Il nodo e lo snodo è il numero 10. Lì c’era Maradona, che saltava gli uomini e riusciva a non imbottigliarsi mai (anche per la mancanza di pressing). In questo modo apriva spazio per gli altri due attaccanti che trovavano sempre la strada spalancata. Messi invece saltava i primi due e andava ad imbottigliarsi in mezzo a tre avversari che gli negavano tutti gli spazi di passaggio. In questo modo continuava a dribblare, perdendo palla o tirando in porta sbilanciato. Messi non è Maradona perché doveva capire di anticipare il tempo di passaggio, così da coinvolgere gli altri nel gioco e destabilizzare la difesa avversaria. Non è Maradona perché se vicino non gli metti Xavi e Iniesta che portano la palla pulita fino ai 25 metri, Messi non è capace di far muovere la squadra, costretta a stare appresso alle sue briciole. Nel Barcelona può aspettare a sinistra lo svolgimento del gioco e poi accendersi quando la difesa avversaria deve già prendere in carico l’intero fronte del gioco, mentre nell’Argentina, non avendo mediani di costruzione, parte dal centro e va a fare confusione sia a destra che a sinistra, bloccando qualsiasi gioco in fascia. Con un Verón, e non con Cambiasso e Zanetti che non avrebbero portato nessuna variante in questo sistema di gioco, questo gioco si poteva attuare, ma la Brujita era da pensione. Sciocco anche il richiamo a Milito, che sa giocare soprattutto in profondità con una batteria di mezze punte che portavano palla senza darla mai nello spazio. Maradona per me ha fatto il massimo con una squadra facilmente disinnescabile.

LA GERMANIA PUNISCE MARADONA E VOLA IN SEMIFINALE

La Germania umilia l’Argentina di Maradona ed applica anche ai sudamericani la legge del quattro che gìà aveva riservato all’Inghilterra.

L'esultanza di Friedrich
Foto: Ansa.it

Finisce anche l’avventura dell’Argentina di Diego Maradona, umiliata a Cape Town dalla giovane Germania che sta sorprendendo partita dopo partita critici ed appassionati che alla vigilia dei Mondiali non la vedevano nel ruolo di protagonista.

L’assenza di Ballack, che poteva essere alla partenza di quest’avventura sudafricana un alibi, si è trasformata nella molla che ha permesso a Joachim Löw di impostare una squadra giovane e compatta con delle grandi individualità come Özil e Müller a innescare i terminali Klose e Podolski.

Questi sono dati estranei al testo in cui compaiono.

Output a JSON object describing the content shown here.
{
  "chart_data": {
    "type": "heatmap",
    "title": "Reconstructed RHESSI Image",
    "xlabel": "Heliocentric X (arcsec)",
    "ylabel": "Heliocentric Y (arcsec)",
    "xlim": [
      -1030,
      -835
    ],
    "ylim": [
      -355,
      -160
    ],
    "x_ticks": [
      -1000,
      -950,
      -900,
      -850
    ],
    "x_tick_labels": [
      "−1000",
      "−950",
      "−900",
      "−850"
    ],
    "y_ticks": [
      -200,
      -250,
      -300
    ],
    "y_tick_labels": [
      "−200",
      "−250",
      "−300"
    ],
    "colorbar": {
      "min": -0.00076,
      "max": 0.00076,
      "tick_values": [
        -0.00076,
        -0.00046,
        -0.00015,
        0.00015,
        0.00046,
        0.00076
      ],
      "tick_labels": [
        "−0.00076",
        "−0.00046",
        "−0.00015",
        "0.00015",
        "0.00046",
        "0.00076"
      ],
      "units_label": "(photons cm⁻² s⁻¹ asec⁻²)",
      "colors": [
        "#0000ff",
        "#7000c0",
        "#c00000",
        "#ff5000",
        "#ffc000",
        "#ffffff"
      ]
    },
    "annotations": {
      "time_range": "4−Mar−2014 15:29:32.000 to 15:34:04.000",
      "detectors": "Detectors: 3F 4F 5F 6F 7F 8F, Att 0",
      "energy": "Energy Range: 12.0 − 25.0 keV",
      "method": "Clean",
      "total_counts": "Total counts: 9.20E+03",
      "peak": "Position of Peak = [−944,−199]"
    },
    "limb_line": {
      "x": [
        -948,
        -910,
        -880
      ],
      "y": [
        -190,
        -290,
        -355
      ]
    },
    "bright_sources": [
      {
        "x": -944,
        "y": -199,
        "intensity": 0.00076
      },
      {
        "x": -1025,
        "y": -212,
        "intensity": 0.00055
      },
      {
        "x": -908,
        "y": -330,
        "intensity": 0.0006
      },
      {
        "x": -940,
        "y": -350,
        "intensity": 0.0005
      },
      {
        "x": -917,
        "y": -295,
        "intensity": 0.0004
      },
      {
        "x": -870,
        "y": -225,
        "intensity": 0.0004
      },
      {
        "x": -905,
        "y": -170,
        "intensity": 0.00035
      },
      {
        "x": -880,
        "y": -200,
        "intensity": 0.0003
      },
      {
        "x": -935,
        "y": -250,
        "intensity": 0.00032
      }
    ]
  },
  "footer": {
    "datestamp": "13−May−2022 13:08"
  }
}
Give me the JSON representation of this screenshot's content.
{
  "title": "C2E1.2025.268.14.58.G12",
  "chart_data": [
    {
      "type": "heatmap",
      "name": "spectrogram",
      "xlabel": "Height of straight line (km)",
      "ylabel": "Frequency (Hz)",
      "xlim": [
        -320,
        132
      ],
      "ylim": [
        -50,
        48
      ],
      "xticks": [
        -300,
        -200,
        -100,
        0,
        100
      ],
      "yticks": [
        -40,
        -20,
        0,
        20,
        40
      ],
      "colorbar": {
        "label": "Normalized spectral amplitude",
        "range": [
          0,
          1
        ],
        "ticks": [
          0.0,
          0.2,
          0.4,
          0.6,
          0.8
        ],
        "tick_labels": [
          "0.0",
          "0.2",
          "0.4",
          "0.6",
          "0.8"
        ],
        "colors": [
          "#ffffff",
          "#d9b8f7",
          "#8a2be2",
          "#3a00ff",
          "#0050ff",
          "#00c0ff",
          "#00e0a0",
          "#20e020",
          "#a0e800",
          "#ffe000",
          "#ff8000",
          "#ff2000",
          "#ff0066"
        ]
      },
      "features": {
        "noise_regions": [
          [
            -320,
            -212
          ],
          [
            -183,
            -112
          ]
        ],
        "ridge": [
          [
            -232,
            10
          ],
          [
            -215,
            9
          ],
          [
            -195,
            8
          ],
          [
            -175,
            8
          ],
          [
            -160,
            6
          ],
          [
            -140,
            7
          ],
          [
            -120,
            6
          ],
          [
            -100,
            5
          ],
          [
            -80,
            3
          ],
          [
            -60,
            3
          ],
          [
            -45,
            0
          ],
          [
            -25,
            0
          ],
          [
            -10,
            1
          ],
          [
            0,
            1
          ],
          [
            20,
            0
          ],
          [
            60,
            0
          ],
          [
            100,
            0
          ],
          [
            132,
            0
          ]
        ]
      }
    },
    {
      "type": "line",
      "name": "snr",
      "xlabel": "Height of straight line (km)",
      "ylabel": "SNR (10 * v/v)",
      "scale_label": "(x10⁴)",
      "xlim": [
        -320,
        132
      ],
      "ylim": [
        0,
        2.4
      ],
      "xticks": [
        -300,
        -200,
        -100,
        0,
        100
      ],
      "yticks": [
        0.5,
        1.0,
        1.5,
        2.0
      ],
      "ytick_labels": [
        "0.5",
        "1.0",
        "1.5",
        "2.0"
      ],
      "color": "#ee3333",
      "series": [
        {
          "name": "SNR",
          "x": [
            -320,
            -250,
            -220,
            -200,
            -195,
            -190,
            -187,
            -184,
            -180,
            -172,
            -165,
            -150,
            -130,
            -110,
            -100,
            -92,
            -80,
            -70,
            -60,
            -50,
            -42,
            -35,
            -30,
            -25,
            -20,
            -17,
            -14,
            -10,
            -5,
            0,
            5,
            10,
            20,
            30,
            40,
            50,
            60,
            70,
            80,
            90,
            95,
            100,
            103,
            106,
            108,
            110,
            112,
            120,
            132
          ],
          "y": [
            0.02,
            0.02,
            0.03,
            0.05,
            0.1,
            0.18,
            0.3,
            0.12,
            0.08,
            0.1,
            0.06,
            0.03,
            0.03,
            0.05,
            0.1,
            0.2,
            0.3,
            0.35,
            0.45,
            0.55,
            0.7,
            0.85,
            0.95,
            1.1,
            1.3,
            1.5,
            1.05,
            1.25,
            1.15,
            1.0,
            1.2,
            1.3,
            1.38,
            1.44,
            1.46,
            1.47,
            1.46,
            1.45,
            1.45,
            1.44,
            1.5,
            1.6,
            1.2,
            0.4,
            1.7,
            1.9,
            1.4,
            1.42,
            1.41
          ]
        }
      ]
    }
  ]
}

Una esitazione con la Serbia nel girone e poi la gioiosa macchina da guerra tedesca si è messa in moto: quattro reti all’Inghilterra e quattro reti oggi contro l’Argentina.

La squadra di Maradona non ha potuto giocare la partita che aveva disegnato: uscita dagli spogliatoi senza gli occhi di tigre – forse un peccato di presunzione – è stata punita dopo 4′ da Müller (a proposito la squalifica che seguirà il cartellino giallo di oggi priva la semifinale di un protagonista) alla prima disattenzione difensiva e ha dovuto inseguire senza successo con il solito  evanescente Messi di questo Mondiale e con Higuaín e Tévez annullati dalla retroguardia tedesca.

Con il passare dei minuti le folate argentine continuavano ad infrangersi contro la diga di Löw mentre le ripartenze tedesche erano una spina nel fianco dell’Argentina; il secondo tempo, con Maradona che non cambia nulla fino a quando è troppo tardi, segue lo stesso copione fino alla rete del raddoppio di Klose (oggi alla centesima partita con la maglia della Nazionale) al 68′ che apre le porte alla pesante punizione. Segnano ancora Friedrich al 74′ e Klose al 89′ a chiudere un poker che lancia la Germania alla terza semifinale consecutiva mentre potrebbe chiudere l’era Maradona alla guida della Albiceleste. I futuri avversari sono avvisati: questa Germania fa tremendamente sul serio.

Sabato 3 luglio 2010
ARGENTINA – GERMANIA 0-4 (0-1)
Green Point, Città del Capo (RSA)

ARGENTINA: Romero, Otamendi (70′ Pastore), Demichelis, Burdisso, Heinze, M.Rodríguez, Mascherano (c), Di María (75′ Agüero), Higuaín, Messi, Tévez.
GERMANIA: Neuer, Lahm (c) Mertesacker, Friedrich, Boateng (72′ Jansen), Khedira (77′ Kroos), Schweinsteiger, Müller (84′ Trochowski), Özil, Podolski, Klose.

ARBITRO: Ravshan Ermatov (UZB)

GOL: 3′ Müller (GER), 68′ Klose (GER), 74′ Friedrich (GER), 89′ Klose (GER)

NOTE: ammoniti Mascherano, Otamendi (ARG), Müller (GER). Müller salta le semifinali in quanto già diffidato.